The digital communications space has turned a lot of marketers into fans for its targeting ability, two-way audience interaction and especially its unrivaled measurement ability.
Even a free service like Google Analytics offers an incredible depth of statistics about how people interact with your Web content, and social media aggregation platforms like Hootsuite are upping their game when it comes to analytics reporting.
For those of us who have spent our lives consumed with turning the perfect phrase, this world of numbers, charts and statistics is a new and exciting challenge.
Unfortunately, as easy as some of these services make it look, we still run a risk of missing the point and building meaningless metrics into our communications strategies, or tracking our metrics incorrectly even if we choose the right ones.

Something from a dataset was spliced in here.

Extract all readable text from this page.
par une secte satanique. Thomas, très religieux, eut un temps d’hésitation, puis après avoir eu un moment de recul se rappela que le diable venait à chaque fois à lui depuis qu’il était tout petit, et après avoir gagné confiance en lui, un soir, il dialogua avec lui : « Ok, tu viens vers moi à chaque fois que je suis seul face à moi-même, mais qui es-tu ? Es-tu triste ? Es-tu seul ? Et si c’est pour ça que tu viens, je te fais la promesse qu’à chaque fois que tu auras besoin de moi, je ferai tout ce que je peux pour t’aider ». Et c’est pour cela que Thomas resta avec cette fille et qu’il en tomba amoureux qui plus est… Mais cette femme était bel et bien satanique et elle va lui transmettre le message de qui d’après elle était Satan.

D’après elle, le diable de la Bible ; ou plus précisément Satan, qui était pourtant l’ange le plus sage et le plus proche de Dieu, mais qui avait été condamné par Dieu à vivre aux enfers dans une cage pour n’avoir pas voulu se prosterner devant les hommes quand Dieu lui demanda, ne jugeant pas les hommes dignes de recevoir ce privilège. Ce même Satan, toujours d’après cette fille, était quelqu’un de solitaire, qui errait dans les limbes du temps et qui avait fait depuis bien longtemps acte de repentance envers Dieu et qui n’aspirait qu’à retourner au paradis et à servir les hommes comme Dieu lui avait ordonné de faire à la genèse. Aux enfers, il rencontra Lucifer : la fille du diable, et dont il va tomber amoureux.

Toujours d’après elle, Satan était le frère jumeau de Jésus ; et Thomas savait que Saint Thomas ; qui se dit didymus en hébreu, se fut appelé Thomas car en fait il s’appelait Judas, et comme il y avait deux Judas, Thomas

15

Here’s one simple thing to remember to make sure your metrics are effective tools for evaluating your digital communications efforts:
It’s just a number. Only context makes it mean something.
Choosing the right metrics to evaluate your plan against your business goals is the first challenge, and Jay Baer has an unbeatable post on that topic here.
But even once you pick the right metrics, it can be easy to get lost in a sea of numbers and forget context. The golden rule of metrics doesn’t just apply to picking the right metrics, it applies to analyzing how you’re tracking against them.
For instance, increasing time-on-site is a worthy goal for many marketing plans. But if users are spending more time on your site because you’re posting pictures of cute kittens, or search-optimized but useless content, you’re probably missing the mark, even if you’re blowing the metric out of the water.
Your job as a digital communications strategist doesn’t end with selecting the metrics. It’s easy to just print off the gorgeous Google Analytics report and call your program successful, but if you don’t analyze the meaning behind the metrics, you’re not truly proving the value of your program. If you can present both the numbers and interpret the meaning behind them, you can improve your program and ensure it’s truly meeting the objectives you’ve designed it for.